Con el calor, el riesgo de sufrir un reventón en el neumático aumenta, ya que, además de incrementar su desgaste, también afecta a la presión. Por este motivo, es recomendable revisarlos periódicamente y mantener una presión adecuada, especialmente, antes de un viaje de mayor duración.

Además, el calor deforma los neumáticos, lo que acelera su deterioro, pues el contacto entre los elementos internos y la parte más exterior se incrementa. Una situación que se ve agravada si el asfalto se encuentra a una elevada temperatura.

Frenos

Las altas temperaturas hacen que los frenos se calienten más de lo habitual y, más aún, si se realizan largos desplazamientos. Es conveniente revisar el líquido de los frenos, que con el calor dura menos, los discos y las pinzas.

Líquido refrigerante 

Este elemento se encarga de controlar la temperatura del motor, por lo que resulta fundamental vigilar que el nivel se encuentre entre los márgenes indicados por el fabricante y que vienen indicados en el depósito que suele estar dentro del compartimento del motor, para evitar un calentamiento excesivo. Si tenemos que reponer líquido, es importante hacerlo cuando el motor se encuentre frio, evitando cuando esté caliente. El líquido refrigerante ayuda a expulsar el calor del motor al exterior para mantener una temperatura adecuada en el sistema. Es decir, se encarga de refrigerar las partes más importantes del motor, de ahí la importancia de mantenerlo en un estado óptimo.

Motor

​​El 16% de las asistencias en carretera que se producen durante el verano están relacionadas con fallos del motor. Concretamente, el mayor riesgo al que se expone el motor ante las altas temperaturas es un sobrecalentamiento excesivo durante la conducción. En el caso de que eso ocurra, se recomienda detener el vehículo y esperar a que baje la temperatura.
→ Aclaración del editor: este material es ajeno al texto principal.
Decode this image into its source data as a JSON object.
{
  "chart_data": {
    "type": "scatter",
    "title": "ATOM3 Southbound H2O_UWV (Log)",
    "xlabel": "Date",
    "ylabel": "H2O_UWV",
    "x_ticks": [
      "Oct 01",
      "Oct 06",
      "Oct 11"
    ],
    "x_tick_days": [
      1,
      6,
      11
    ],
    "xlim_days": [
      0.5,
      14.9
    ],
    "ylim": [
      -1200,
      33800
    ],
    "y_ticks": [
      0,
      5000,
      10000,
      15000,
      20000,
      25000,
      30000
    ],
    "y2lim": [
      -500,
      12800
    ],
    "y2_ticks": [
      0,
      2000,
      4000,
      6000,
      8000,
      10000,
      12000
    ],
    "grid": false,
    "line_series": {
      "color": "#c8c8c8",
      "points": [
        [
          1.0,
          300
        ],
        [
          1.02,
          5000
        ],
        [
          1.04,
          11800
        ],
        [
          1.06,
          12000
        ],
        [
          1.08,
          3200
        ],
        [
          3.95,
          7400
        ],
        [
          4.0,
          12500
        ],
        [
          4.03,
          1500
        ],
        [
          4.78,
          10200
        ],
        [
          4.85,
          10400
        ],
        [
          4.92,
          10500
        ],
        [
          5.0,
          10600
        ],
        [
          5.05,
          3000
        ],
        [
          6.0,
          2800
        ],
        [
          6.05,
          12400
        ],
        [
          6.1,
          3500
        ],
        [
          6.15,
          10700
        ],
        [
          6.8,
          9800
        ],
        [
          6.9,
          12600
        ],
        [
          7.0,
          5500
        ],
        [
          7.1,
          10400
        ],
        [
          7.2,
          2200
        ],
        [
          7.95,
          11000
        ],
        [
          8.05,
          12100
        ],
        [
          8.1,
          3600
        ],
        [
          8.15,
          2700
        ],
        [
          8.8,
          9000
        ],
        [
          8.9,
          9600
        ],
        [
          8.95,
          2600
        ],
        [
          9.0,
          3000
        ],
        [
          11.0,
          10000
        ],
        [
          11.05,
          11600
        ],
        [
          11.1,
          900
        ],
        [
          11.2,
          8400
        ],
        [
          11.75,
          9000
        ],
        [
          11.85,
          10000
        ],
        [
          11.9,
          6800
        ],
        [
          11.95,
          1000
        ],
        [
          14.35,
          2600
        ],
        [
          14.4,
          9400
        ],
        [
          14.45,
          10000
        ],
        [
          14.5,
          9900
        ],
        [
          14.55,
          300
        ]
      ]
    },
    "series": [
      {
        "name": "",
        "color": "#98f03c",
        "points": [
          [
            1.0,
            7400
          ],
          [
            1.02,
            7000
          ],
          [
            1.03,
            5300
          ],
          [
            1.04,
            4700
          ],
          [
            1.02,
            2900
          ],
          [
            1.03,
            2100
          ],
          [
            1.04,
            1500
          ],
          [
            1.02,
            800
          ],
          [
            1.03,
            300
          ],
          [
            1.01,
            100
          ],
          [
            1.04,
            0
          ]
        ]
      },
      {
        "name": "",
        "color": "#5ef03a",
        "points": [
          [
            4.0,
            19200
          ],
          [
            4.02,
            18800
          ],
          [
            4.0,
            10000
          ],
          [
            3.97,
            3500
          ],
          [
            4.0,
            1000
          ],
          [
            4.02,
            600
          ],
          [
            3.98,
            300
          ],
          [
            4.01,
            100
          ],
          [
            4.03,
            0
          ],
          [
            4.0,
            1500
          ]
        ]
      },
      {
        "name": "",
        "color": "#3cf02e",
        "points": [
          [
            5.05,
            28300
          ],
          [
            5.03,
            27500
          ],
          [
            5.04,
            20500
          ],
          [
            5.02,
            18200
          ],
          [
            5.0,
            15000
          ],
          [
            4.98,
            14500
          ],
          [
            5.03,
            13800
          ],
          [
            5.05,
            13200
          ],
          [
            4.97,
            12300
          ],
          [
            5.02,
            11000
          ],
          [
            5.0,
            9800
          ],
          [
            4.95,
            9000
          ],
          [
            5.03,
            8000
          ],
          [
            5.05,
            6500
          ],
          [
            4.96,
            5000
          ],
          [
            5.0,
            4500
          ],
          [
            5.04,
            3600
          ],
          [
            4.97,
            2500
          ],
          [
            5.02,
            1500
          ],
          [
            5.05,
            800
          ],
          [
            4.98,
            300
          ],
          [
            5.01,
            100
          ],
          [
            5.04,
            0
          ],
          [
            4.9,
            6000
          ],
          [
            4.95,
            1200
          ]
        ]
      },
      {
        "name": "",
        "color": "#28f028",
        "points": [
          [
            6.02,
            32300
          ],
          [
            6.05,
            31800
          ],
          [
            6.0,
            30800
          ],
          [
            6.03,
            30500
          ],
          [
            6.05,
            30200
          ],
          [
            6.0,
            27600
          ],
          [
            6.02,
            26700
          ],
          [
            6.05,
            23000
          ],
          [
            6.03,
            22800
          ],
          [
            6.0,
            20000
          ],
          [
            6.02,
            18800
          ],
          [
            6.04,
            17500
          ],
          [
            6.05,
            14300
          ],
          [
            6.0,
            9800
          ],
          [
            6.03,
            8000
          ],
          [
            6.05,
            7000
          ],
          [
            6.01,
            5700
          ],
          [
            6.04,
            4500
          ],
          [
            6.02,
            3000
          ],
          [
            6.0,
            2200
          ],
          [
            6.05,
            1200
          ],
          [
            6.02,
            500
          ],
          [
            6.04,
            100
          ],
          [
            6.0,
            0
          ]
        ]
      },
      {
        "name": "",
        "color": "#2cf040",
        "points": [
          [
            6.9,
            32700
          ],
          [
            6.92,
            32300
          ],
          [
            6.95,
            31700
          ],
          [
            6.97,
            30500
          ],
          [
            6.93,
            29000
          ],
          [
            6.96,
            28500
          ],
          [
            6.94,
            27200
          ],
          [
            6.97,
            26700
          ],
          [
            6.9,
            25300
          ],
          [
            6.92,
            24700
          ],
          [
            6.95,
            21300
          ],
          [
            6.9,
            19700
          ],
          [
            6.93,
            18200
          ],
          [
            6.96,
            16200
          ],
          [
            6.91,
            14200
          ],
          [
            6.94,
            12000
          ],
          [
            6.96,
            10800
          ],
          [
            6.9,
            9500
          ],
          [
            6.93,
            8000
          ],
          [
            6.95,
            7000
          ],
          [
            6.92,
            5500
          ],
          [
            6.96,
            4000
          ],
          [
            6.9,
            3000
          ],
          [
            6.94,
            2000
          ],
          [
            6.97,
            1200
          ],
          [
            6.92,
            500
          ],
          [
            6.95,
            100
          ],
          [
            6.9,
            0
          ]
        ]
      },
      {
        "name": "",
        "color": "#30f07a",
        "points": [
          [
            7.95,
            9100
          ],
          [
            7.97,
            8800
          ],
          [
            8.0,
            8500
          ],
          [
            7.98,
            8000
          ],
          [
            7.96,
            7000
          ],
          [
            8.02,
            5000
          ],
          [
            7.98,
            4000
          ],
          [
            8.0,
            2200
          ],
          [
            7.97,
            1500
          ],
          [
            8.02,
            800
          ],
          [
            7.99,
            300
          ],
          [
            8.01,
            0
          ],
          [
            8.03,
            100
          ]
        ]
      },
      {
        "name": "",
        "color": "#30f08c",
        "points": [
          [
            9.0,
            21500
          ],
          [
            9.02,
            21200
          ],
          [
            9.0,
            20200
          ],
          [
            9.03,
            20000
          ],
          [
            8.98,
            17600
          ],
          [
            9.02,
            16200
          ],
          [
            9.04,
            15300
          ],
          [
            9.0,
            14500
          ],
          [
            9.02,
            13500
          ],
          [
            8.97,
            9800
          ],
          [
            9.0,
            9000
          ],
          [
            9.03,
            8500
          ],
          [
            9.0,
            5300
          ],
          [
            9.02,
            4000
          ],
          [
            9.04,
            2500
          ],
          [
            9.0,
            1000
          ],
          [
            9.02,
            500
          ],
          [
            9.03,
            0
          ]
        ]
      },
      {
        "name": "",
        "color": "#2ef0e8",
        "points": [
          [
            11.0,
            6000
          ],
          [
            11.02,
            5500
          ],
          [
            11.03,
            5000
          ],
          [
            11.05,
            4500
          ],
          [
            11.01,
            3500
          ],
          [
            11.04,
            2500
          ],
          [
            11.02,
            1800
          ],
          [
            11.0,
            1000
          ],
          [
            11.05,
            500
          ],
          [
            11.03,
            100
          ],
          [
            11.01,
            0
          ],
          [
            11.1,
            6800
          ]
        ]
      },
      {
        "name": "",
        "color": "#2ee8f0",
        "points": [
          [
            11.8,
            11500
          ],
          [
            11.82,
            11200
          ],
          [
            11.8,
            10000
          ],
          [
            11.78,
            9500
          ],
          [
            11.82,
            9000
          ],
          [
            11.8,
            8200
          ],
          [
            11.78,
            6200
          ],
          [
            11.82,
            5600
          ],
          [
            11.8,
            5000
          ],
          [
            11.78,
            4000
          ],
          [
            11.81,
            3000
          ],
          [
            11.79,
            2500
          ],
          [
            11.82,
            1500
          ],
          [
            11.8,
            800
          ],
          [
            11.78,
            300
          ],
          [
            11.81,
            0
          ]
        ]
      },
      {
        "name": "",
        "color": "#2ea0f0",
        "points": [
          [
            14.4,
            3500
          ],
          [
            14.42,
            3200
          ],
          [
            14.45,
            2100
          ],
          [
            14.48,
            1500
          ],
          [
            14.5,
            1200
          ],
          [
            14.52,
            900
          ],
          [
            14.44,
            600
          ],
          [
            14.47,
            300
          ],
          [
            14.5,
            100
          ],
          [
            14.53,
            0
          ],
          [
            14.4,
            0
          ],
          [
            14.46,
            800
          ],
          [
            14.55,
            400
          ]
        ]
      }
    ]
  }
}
Por otra parte, las temperaturas elevadas disminuyen el rendimiento del motor, lo que puede provocar una pérdida de potencia y un mayor consumo de combustible.

Turbo-compresor

El turbo-compresor, cuya función es sobrealimentar el motor para aumentar su potencia, constituye uno de los elementos a los que más le afecta el calor. Por esta razón, una vez concluido el viaje, se recomienda mantener el motor encendido durante unos minutos para que el turbo-compresor pueda enfriarse.

Aire acondicionado

Con el calor, la temperatura a la que se encuentra el vehículo en su interior también aumenta, por ello, es aconsejable encender el aire acondicionado y mantener el habitáculo a 22 grados. De esta forma, no solo se favorece una correcta conducción, sino que, además, se evitan posibles golpes de calor si permanecemos mucho tiempo dentro del vehículo con altas temperaturas.

En definitiva, para garantizar que el vehículo circula en condiciones óptimas, es imprescindible revisar todos estos elementos, además de tener la ITV al día, ya que solo así se asegura el cumplimiento de los estándares de seguridad y medioambiente fijados por la normativa.